COMPARISONS OF VISUAL FEATURES EXTRACTION TOWARDS AUTOMATIC LIP READING
University of Pavia (ITALY)
About this paper:
Appears in:
EDULEARN13 Proceedings
Publication year: 2013
Pages: 2188-2196
ISBN: 978-84-616-3822-2
ISSN: 2340-1117
Conference name: 5th International Conference on Education and New Learning Technologies
Dates: 1-3 July, 2013
Location: Barcelona, Spain
Abstract:
The human face is a dynamic object and has a high degree of variability in its appearance, which makes feature extraction a difficult problem in computer vision. A wide variety of techniques have been proposed. Lip reading computing plays a very important role in automatic speech recognition. For automatic lip reading, there are many competing methods for feature extraction. Often, because of the complexity of the task these methods are tested on only quite restricted datasets.
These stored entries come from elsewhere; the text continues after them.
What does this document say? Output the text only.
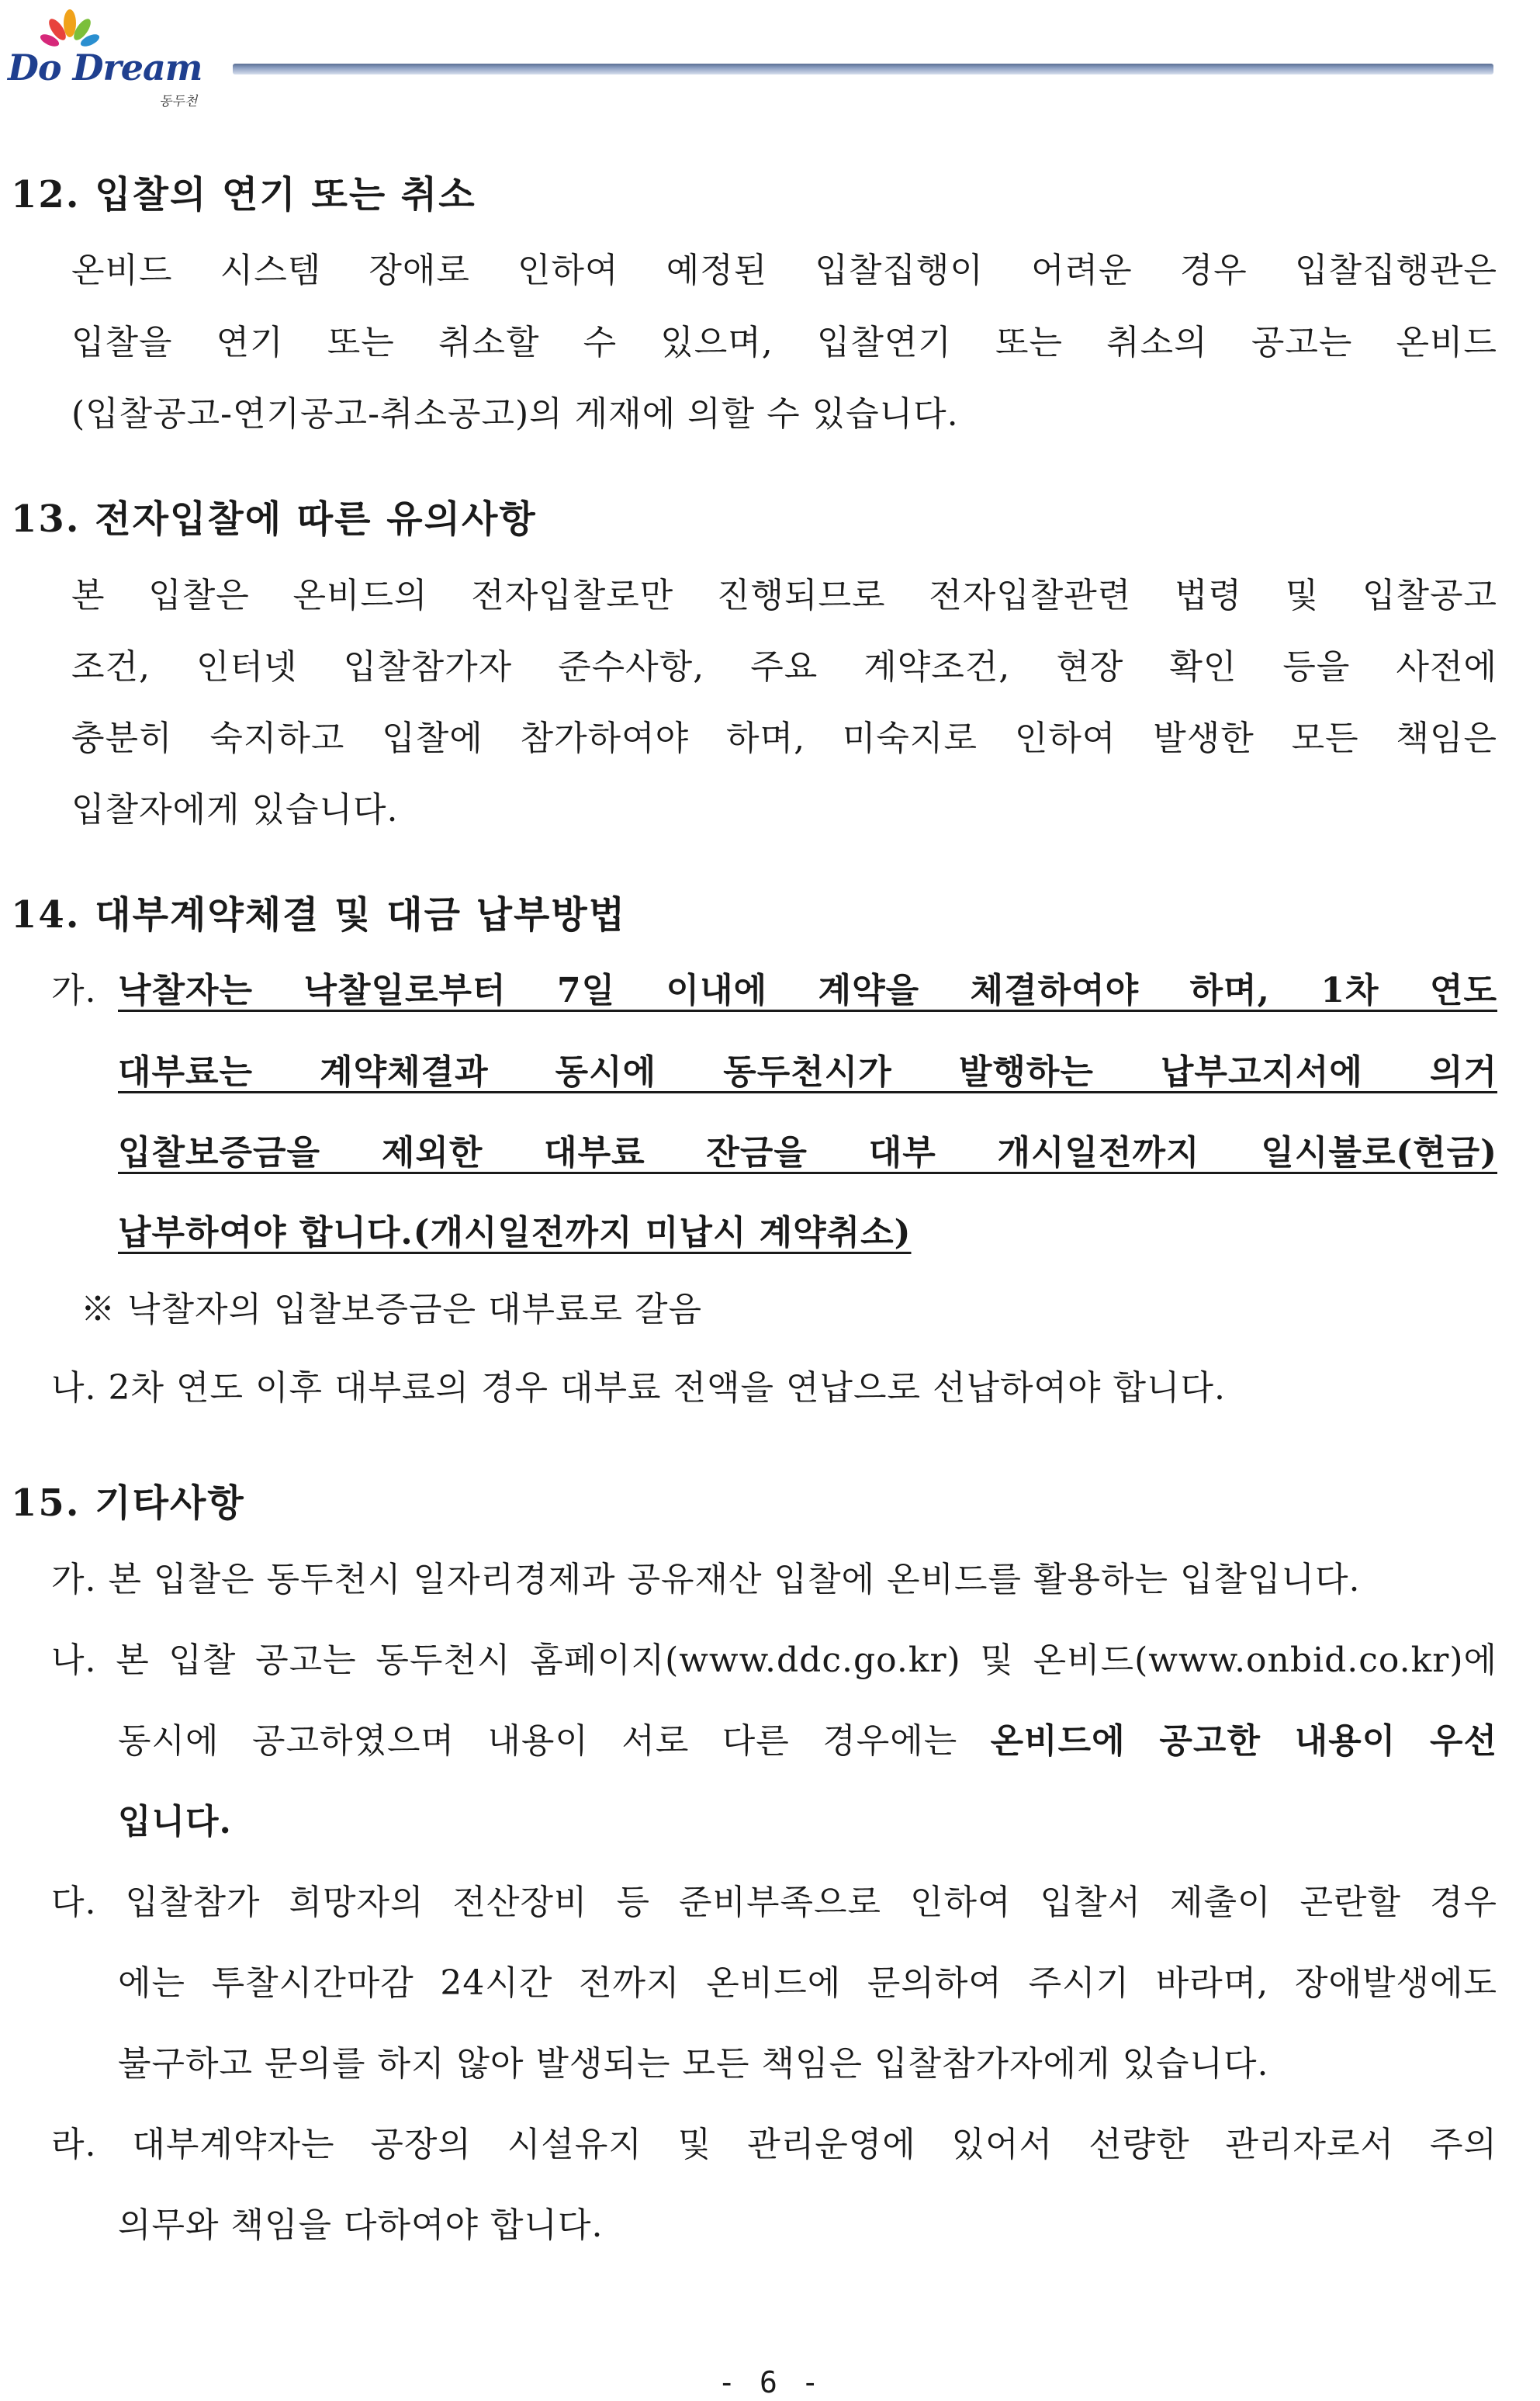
Do Dream
동두천
12. 입찰의 연기 또는 취소
온비드 시스템 장애로 인하여 예정된 입찰집행이 어려운 경우 입찰집행관은
입찰을 연기 또는 취소할 수 있으며, 입찰연기 또는 취소의 공고는 온비드
(입찰공고-연기공고-취소공고)의 게재에 의할 수 있습니다.
13. 전자입찰에 따른 유의사항
본 입찰은 온비드의 전자입찰로만 진행되므로 전자입찰관련 법령 및 입찰공고
조건, 인터넷 입찰참가자 준수사항, 주요 계약조건, 현장 확인 등을 사전에
충분히 숙지하고 입찰에 참가하여야 하며, 미숙지로 인하여 발생한 모든 책임은
입찰자에게 있습니다.
14. 대부계약체결 및 대금 납부방법
가. 낙찰자는 낙찰일로부터 7일 이내에 계약을 체결하여야 하며, 1차 연도
대부료는 계약체결과 동시에 동두천시가 발행하는 납부고지서에 의거
입찰보증금을 제외한 대부료 잔금을 대부 개시일전까지 일시불로(현금)
납부하여야 합니다.(개시일전까지 미납시 계약취소)
※ 낙찰자의 입찰보증금은 대부료로 갈음
나. 2차 연도 이후 대부료의 경우 대부료 전액을 연납으로 선납하여야 합니다.
15. 기타사항
가. 본 입찰은 동두천시 일자리경제과 공유재산 입찰에 온비드를 활용하는 입찰입니다.
나. 본 입찰 공고는 동두천시 홈페이지(www.ddc.go.kr) 및 온비드(www.onbid.co.kr)에
동시에 공고하였으며 내용이 서로 다른 경우에는 온비드에 공고한 내용이 우선
입니다.
다. 입찰참가 희망자의 전산장비 등 준비부족으로 인하여 입찰서 제출이 곤란할 경우
에는 투찰시간마감 24시간 전까지 온비드에 문의하여 주시기 바라며, 장애발생에도
불구하고 문의를 하지 않아 발생되는 모든 책임은 입찰참가자에게 있습니다.
라. 대부계약자는 공장의 시설유지 및 관리운영에 있어서 선량한 관리자로서 주의
의무와 책임을 다하여야 합니다.
- 6 -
Visual information derived from visual features and most important accurate lip extraction, can provide features invariant to noise perturbation for speech recognition systems and can be also used in a wide variety of applications.
There are many techniques available to extract the visual features. Lip reading performance degrades dramatically due to the speaker variability encoded in the visual features. In this paper we compare strategies, both High-Level and Low-Level analysis. In, High-Level Visual speech Analysis we will describe the Active shape model (ASM) and Active Appearance Model (AAM) and low-level, pixel-based methods for identification and extraction of salient visual features and compare them. Active Contour Model (ACM) known as “SNAKES” and Comparison of Model based and Image based methods also describe. This paper has put forward a way to select and extract visual features effectively for automatic lip reading. Keywords:
Lip Reading, Visual Feature Extraction, Active Shape Model (ASM), Adaptive Appearance model (AAM), Snakes.